Mientras, en la Galería Maior de Pollença, la comisaria Esmeralda Gómez propone similarmente que la memoria no es una estructura fija ni un archivo, sino "un flujo dinámico que se mueve a través de los cuerpos y los materiales". Ha releído, con sus autoras, obras de Lara Fluxà, Eva Lootz, Clàudia Pagès, Susana Solano y Laia Ventayol, para la exposición La memoria es una corriente. Las piezas de Fluxà, animadas con la energía que alena en el proceso de engendrarlas, reverberan. Una ramilla rebelde grita desde una pata del taburete en la que Lootz intentó convertir un árbol. Los ventiladores de Pagès mueven el aire con ecos de Hawai, Bali y Cabo Verde, entre otros, no lo sabemos exactamente, a través de las conchas que ha recogido en playas catalanas de arena regenerada. El tinte de las moreras artesanas de Ventayol evoca a una Alemania verde que acogía a los jóvenes artistas como ella, hace más de una década. Regueros de recuerdos se terminan en un torrente de memoria que se salta la linealidad del tiempo y transita un espacio menos definido. El cuestionamiento y mutación de sus creaciones hace rebrotar las ideas de las autoras (y de la observadora) en una forma que ya no puede ser la primera pero que la contiene.

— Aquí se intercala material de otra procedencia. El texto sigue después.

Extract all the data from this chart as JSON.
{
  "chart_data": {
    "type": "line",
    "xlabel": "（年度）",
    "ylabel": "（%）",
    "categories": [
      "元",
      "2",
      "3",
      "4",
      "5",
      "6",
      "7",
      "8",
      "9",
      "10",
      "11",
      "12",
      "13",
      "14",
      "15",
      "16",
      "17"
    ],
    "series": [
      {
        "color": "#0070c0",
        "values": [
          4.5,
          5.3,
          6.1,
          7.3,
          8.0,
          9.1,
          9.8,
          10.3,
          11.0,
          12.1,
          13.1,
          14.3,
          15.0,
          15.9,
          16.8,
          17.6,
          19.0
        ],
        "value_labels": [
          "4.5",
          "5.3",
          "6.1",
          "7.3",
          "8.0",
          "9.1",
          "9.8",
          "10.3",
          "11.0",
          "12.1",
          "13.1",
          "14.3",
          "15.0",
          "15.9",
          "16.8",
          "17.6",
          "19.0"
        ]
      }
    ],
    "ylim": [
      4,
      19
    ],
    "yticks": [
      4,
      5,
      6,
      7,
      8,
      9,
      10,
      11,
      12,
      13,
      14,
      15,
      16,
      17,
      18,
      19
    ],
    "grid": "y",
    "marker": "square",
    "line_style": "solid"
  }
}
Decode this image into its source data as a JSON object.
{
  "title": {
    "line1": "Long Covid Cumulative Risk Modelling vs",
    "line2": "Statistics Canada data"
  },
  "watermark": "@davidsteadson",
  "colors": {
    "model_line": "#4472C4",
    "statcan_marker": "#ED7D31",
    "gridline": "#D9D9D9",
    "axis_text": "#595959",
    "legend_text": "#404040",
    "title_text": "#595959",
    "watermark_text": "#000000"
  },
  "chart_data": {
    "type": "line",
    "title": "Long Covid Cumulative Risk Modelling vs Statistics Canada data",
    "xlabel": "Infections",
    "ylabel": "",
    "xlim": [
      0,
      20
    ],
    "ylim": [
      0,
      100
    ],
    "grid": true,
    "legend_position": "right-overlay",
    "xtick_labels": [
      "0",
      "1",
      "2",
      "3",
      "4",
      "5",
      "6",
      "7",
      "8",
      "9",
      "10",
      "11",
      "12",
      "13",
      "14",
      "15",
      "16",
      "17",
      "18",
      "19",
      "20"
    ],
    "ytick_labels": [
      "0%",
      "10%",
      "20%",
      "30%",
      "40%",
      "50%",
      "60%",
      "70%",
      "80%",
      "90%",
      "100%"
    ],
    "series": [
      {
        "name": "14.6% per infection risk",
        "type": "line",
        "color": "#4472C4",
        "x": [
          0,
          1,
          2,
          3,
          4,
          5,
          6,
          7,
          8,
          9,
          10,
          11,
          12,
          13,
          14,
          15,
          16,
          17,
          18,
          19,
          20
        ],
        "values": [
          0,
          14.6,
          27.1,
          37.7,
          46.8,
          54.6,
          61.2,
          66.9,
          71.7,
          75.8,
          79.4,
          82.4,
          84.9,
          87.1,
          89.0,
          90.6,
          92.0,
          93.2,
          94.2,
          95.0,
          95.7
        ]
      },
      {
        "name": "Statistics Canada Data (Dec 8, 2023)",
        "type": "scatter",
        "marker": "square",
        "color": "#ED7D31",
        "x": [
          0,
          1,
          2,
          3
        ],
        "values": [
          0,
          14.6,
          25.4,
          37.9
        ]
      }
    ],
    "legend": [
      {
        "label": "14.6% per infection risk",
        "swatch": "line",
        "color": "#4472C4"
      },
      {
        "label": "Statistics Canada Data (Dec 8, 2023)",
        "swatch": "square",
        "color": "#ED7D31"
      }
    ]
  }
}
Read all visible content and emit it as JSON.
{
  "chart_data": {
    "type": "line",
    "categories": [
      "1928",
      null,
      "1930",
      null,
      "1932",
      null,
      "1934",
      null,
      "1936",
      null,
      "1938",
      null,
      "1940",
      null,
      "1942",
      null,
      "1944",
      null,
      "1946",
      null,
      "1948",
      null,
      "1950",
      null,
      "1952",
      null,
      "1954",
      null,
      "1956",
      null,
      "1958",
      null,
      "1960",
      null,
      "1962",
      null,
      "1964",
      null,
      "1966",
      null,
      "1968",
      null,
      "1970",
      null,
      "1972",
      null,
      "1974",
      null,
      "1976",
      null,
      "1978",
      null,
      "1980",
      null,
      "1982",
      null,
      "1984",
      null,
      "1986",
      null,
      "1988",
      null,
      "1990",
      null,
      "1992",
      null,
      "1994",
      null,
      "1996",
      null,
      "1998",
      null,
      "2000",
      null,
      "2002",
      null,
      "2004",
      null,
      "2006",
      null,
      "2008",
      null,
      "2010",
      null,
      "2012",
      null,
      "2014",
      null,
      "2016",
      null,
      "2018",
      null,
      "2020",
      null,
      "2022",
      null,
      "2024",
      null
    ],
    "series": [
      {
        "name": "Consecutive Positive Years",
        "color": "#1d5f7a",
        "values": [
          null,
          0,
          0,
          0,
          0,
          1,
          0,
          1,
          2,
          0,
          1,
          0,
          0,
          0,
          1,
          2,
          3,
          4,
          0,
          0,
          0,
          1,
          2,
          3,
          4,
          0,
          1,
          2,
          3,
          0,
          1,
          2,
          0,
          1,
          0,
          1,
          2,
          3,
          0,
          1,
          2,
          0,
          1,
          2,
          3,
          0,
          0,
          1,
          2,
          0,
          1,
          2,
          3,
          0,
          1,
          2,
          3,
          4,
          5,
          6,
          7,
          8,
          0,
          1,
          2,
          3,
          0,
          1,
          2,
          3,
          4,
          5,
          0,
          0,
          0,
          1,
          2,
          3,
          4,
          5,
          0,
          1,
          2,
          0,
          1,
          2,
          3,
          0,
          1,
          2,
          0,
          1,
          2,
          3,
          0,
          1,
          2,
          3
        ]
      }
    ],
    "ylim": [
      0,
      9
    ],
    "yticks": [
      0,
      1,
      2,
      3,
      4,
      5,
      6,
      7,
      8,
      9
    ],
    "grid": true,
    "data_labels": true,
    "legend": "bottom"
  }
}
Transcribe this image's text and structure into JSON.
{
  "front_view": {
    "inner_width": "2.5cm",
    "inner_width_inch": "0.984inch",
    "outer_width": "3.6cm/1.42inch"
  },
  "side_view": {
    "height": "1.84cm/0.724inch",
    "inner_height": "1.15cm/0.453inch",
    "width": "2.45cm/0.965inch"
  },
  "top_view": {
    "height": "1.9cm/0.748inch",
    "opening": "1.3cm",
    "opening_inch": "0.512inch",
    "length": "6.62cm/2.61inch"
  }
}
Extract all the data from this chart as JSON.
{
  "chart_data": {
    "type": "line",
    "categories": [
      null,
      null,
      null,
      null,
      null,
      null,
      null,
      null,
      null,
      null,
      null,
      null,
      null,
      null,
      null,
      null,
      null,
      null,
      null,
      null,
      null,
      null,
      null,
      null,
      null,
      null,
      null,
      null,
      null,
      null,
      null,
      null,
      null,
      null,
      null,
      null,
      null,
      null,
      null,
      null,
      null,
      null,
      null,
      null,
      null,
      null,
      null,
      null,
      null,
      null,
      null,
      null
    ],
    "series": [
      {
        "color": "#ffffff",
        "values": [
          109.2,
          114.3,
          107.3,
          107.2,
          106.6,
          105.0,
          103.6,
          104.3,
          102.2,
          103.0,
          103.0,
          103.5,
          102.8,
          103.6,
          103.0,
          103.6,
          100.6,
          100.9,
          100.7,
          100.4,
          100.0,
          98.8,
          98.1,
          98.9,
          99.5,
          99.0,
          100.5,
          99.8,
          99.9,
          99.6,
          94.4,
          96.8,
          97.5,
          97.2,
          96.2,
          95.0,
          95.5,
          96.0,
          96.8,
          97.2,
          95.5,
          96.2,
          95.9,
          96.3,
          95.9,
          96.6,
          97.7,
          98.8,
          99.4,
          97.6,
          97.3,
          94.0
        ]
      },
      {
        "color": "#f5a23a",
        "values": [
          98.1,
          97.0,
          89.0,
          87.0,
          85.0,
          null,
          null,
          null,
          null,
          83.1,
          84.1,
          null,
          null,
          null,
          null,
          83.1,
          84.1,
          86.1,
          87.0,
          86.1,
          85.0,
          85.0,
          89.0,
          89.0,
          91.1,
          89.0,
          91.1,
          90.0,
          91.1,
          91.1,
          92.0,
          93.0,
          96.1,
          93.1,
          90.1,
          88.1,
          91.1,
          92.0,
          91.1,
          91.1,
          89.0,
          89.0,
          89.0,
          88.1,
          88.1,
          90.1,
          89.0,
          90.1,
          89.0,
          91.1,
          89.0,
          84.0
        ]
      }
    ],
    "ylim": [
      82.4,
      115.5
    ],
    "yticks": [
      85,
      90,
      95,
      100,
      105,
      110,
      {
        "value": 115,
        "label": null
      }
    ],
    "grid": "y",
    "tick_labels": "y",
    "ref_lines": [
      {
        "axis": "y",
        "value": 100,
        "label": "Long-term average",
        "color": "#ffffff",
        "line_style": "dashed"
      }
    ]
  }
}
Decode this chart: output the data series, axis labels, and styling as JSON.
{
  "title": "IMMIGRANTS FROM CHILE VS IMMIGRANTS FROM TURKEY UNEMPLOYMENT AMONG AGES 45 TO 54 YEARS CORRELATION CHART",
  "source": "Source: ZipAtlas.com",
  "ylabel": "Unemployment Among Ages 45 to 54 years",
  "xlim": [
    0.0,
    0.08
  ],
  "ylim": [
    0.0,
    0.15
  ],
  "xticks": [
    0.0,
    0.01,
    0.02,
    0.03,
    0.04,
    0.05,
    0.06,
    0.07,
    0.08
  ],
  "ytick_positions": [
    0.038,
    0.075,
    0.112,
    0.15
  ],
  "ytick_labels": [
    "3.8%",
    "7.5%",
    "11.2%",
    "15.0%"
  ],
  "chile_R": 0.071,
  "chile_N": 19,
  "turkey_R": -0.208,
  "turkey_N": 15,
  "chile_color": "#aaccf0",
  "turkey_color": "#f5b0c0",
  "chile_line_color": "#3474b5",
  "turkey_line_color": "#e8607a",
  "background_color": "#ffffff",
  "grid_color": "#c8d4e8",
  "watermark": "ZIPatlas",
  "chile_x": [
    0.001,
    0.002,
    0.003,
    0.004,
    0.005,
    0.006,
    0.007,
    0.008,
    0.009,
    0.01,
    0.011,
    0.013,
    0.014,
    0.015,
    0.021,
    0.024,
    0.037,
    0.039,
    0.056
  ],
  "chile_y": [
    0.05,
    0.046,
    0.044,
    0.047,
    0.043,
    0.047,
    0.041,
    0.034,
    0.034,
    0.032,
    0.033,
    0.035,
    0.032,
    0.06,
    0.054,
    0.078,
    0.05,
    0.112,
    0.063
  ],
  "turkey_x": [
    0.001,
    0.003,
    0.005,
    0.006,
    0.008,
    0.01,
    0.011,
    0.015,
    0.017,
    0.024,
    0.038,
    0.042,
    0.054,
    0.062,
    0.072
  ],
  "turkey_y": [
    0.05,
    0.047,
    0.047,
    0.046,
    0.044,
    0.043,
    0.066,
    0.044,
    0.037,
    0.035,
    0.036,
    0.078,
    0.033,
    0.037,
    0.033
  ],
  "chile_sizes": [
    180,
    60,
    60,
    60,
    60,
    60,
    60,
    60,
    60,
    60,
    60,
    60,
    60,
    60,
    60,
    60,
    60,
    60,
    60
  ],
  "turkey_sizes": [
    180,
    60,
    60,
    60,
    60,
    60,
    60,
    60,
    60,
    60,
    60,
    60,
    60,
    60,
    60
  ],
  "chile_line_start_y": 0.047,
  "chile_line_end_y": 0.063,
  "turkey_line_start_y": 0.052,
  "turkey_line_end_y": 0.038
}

Muchos compañeros músicos dicen que no han vuelto a escuchar un disco propio después de haberlo grabado. También muchos compañeros escritores me aseguran que nunca releen un texto suyo, una vez publicado; que ni se acuerdan. No es el caso del poeta ferreriense Damià Rotger, comprometido a mirar nuestras letras y nuestro paisaje con unos ojos que interrogan lo que, aunque tenga apariencia del mismo, es siempre diferente, por los cambios que provocamos y que nos provoca viviéndolo: las calas, la posidonia y la arena de las calas; los sitios, la forma y la gente de los sitios; la lengua y las palabras; en su octavo libro, Naturaleza elemental (premio Ciudad de Xàtiva, Bromera, 2025), son las mismas de siempre, pero existen y hablan en una forma evolucionada que marca, porque contiene el rastro de lo que fueron y de lo que pueden llegar a acontecer.
Tiempo acá, un día pronto, después de una buena caminata, me zambullí desnuda (que es como se solía nadar en la Tramuntana), y un ejemplar de Pelagia noctiluca me aferró los tentáculos en el pecho izquierdo, saludando con una descarga eléctrica. Exhibí la cicatriz de la medusa todo el verano, mientras propagaba un relato magnífico de supervivencia al límite. Aprendí que los grumeros nacen en forma de pólipo que se aferra sedentario a las rocas, entonces maduran y emprenden la aventura oceánica, siguiendo un conocimiento colectivo heredado y en su más conocida forma de campana. Que la vida es rica gracias a las transformaciones físicas que experimentamos: en los humanos, la morfología del cerebro va variando a medida que incorpora aprendizajes. Hoy, la señal en la piel y el caligrama que dediqué a ese borne me recuerdan cómo distinguir su especie en medio del mar, los remedios por la herida, todos sus nombres; y cómo era un verano en Mallorca en el año 2009.